No wonder the pro-aborts want to censor this ad.

Jim
Jim
Monday, February 8, AD 2010 6:18am

Zach and Bender the “ads” weren’t the message, they were just teasers to get you to go to the web site where the real message was conveyed in an interview. The link is at the end of the first paragraph above.

Rick Lugari
Monday, February 8, AD 2010 7:44am

So what was demonstrated by this event in contemporary culture is that it takes precious little to send pro-aborts over the top in preserving abortion on demand. That their extreme views and actions can work against them in unforeseen ways.

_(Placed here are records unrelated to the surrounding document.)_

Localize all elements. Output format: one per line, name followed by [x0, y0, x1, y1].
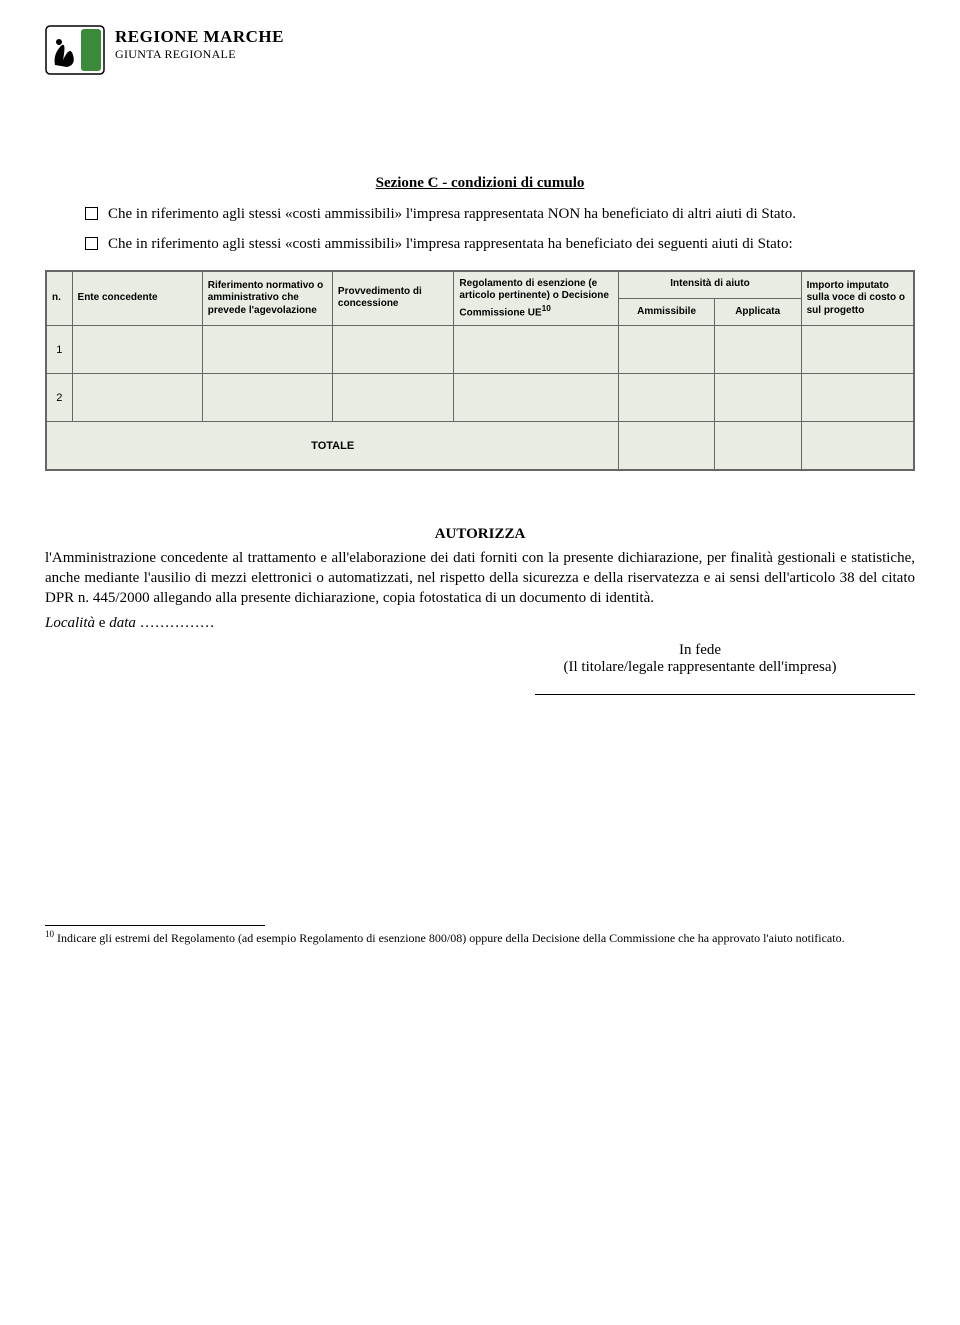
- table-row: 2: [46, 374, 914, 422]
- row-num: 1: [46, 326, 72, 374]
- section-c-title: Sezione C - condizioni di cumulo: [45, 175, 915, 192]
- signature-block: In fede (Il titolare/legale rappresentan…: [485, 642, 915, 695]
- checkbox-option-2[interactable]: Che in riferimento agli stessi «costi am…: [85, 234, 885, 254]
- cell-regol[interactable]: [454, 326, 619, 374]
- cell-rif[interactable]: [202, 326, 332, 374]
- cell-regol[interactable]: [454, 374, 619, 422]
- tot-amm: [619, 422, 714, 470]
- cell-rif[interactable]: [202, 374, 332, 422]
- signer-role: (Il titolare/legale rappresentante dell'…: [485, 659, 915, 676]
- cell-amm[interactable]: [619, 374, 714, 422]
- cell-importo[interactable]: [801, 326, 914, 374]
- cell-provv[interactable]: [332, 374, 454, 422]
- footnote-10: 10 Indicare gli estremi del Regolamento …: [45, 929, 915, 947]
- checkbox-icon[interactable]: [85, 207, 98, 220]
- checkbox-label-1: Che in riferimento agli stessi «costi am…: [108, 204, 796, 224]
- cell-provv[interactable]: [332, 326, 454, 374]
- cell-appl[interactable]: [714, 374, 801, 422]
- row-num: 2: [46, 374, 72, 422]
- tot-importo: [801, 422, 914, 470]
- cell-importo[interactable]: [801, 374, 914, 422]
- checkbox-option-1[interactable]: Che in riferimento agli stessi «costi am…: [85, 204, 885, 224]
- org-title: REGIONE MARCHE: [115, 27, 284, 47]
- checkbox-label-2: Che in riferimento agli stessi «costi am…: [108, 234, 793, 254]
- col-rif: Riferimento normativo o amministrativo c…: [202, 271, 332, 326]
- aid-table: n. Ente concedente Riferimento normativo…: [45, 270, 915, 471]
- cell-amm[interactable]: [619, 326, 714, 374]
- table-total-row: TOTALE: [46, 422, 914, 470]
- cell-ente[interactable]: [72, 326, 202, 374]
- in-fede: In fede: [485, 642, 915, 659]
- col-n: n.: [46, 271, 72, 326]
- col-ammissibile: Ammissibile: [619, 298, 714, 325]
- tot-appl: [714, 422, 801, 470]
- signature-line: [535, 694, 915, 695]
- localita-data: Località e data ……………: [45, 615, 915, 632]
- page-header: REGIONE MARCHE GIUNTA REGIONALE: [45, 25, 915, 75]
- table-row: 1: [46, 326, 914, 374]
- totale-label: TOTALE: [46, 422, 619, 470]
- col-ente: Ente concedente: [72, 271, 202, 326]
- col-regol: Regolamento di esenzione (e articolo per…: [454, 271, 619, 326]
- col-intensita: Intensità di aiuto: [619, 271, 801, 299]
- col-applicata: Applicata: [714, 298, 801, 325]
- autorizza-body: l'Amministrazione concedente al trattame…: [45, 548, 915, 609]
- col-provv: Provvedimento di concessione: [332, 271, 454, 326]
- footnote-separator: [45, 925, 265, 926]
- cell-appl[interactable]: [714, 326, 801, 374]
- autorizza-title: AUTORIZZA: [45, 526, 915, 543]
- checkbox-icon[interactable]: [85, 237, 98, 250]
- cell-ente[interactable]: [72, 374, 202, 422]
- col-importo: Importo imputato sulla voce di costo o s…: [801, 271, 914, 326]
- regione-marche-logo: [45, 25, 105, 75]
- org-subtitle: GIUNTA REGIONALE: [115, 47, 284, 62]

That Focus on the Family must have some serious monetary resources!

Bender
Bender
Monday, February 8, AD 2010 9:12am

You’re right, the ads weren’t the message — Focus on the Family’s misrepresentation about the content of the ads was the message, and FF’s manipulation of the pro-life community for it’s own purposes has now become the issue.

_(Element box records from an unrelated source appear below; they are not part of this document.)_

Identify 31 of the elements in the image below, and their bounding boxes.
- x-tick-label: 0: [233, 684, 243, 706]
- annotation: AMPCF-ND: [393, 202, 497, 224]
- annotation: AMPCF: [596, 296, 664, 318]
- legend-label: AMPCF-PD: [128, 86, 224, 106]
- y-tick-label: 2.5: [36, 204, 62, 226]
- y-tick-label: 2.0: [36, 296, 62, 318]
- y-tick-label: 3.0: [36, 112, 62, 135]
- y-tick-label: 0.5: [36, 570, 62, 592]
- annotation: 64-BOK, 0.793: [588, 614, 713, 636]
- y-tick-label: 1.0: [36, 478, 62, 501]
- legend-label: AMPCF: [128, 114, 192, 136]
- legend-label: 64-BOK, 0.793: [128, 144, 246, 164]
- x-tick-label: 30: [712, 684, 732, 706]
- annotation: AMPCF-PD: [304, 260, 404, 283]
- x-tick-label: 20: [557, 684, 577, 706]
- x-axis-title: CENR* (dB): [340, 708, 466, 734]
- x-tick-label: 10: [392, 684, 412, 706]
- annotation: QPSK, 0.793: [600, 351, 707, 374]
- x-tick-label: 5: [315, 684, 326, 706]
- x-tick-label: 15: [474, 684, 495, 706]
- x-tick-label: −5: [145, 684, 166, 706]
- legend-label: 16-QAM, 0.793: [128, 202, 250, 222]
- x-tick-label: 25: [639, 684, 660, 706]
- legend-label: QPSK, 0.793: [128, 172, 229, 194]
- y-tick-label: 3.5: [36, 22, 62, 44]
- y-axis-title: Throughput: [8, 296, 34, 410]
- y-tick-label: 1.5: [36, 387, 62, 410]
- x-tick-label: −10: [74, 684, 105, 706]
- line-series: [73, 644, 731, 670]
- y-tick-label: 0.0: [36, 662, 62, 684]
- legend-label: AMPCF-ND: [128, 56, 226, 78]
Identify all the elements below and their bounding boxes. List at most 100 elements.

I defended the ad because they said it was a pro-life ad. It wasn’t. It was a Tebow and FF ad. And I don’t particularly like being used to end up promoting Tebow and FF, rather than defending life as we all thought we were doing.

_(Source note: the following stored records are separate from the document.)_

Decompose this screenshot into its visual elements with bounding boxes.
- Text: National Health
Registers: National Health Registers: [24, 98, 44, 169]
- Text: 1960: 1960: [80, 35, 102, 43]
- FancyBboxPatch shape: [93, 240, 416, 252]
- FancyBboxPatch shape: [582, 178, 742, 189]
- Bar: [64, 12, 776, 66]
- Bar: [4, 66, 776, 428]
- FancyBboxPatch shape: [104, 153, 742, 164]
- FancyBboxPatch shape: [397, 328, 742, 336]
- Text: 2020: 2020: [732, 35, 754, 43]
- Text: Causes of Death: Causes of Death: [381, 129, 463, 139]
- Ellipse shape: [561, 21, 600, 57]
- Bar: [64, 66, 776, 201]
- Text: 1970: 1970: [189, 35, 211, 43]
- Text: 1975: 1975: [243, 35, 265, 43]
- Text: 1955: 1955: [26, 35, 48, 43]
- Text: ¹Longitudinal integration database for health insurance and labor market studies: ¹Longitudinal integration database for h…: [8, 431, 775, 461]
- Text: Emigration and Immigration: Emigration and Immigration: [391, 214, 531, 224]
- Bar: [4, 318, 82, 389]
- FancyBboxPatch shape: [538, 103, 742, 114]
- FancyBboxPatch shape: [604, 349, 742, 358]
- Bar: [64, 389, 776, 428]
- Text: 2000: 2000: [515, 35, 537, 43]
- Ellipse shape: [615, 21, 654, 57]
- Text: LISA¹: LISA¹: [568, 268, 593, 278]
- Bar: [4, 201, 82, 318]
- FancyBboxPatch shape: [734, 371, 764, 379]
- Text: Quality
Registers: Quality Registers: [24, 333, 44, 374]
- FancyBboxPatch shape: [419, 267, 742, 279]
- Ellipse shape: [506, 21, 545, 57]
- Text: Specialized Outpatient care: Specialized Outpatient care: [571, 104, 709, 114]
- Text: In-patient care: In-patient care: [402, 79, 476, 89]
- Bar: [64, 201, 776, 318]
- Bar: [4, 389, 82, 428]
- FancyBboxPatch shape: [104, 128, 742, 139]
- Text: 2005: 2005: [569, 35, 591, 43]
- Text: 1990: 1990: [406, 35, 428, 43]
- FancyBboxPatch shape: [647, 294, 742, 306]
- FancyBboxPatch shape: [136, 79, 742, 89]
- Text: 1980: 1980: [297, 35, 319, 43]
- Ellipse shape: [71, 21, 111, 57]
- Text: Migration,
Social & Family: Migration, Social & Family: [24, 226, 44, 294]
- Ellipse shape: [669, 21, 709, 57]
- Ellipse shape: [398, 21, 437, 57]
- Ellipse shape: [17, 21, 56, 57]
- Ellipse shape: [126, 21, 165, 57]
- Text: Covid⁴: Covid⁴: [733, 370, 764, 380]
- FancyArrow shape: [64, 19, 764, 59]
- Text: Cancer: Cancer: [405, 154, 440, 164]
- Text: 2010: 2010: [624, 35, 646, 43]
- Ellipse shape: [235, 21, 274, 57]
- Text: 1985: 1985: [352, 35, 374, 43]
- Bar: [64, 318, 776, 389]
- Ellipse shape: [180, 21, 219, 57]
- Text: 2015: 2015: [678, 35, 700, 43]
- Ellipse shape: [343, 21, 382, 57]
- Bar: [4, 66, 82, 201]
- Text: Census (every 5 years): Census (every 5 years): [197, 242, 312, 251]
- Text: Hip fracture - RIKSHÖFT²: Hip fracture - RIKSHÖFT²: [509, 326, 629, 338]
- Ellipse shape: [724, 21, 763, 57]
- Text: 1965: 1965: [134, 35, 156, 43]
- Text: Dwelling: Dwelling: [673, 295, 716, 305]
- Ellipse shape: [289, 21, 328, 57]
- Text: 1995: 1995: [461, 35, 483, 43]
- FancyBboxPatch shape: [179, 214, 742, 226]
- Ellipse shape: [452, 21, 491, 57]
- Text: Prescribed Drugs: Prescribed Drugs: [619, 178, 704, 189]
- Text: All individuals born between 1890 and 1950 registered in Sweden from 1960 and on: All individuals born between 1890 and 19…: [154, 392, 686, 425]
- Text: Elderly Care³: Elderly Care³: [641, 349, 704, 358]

Fraud and dishonesty are not the way to promote anything, especially the pro-life cause.

Blackadder
Blackadder
Monday, February 8, AD 2010 9:53am

NOW is now condemning the ad for advocating violence against women. No, I’m not making this up:

NOW president Terry O’Neill said it glorified violence against women. “I am blown away at the celebration of the violence against women in it,” she said.

Source.

cminor
Monday, February 8, AD 2010 10:11am

Let’s not overrect–as far as I know minimal information about the ad was given out beforehand by FF and much of the expected content was inferred by the opposition based on what was already known about the principals. While I wouln’t put it past Focus on the Family to engage in a little pro-abort leg-pulling, I’m hard pressed to discern a concerted effort to exploit pro-lifers. I believe most defenders of the ad acted spontaneously out of respect for the Tebows’ right to tell their stoy and weren’t goaded to it by FF. Anyway, FF succeeded magnificently. Weeks before the ad was aired, large numbers of people who had never before heard the story were suddenly aware of Tebow’s birth story. The ad itself was the most innocuous of teasers, exposing those pro-aborts who objected the loudest as the bigots they are. And the weblink at the end of the ad enabled anybody who hadn’t yet heard the Tebow family’s story to do so, if they wished. FF got its money’s worth several times over out of that thirty-second spot, and they did it in such a way that no reasonable opponent of their viewpoint could have protested.

cminor
Monday, February 8, AD 2010 10:12am

Excuse me, that would be “overreact.”

Eric Brown
Monday, February 8, AD 2010 11:39am

“Violence against women?” Someone needs to tell that pro-abortion pseudofeminist that abortion is violence against women.

Zach
Monday, February 8, AD 2010 7:36pm

I’m just sayin’, there was nothing pro-life about these ads. Superbowl viewers were exposed to nothing pro-life. I don’t care about getting scammed (which I don’t think we did), I’m simply disappointed that nothing pro-life was said.

cminor
Monday, February 8, AD 2010 9:55pm

Preccisely, Zach. At the end of the day, there didn’t have to be anything pro-life about the ads. The pro-life part of the ads was all off-camera.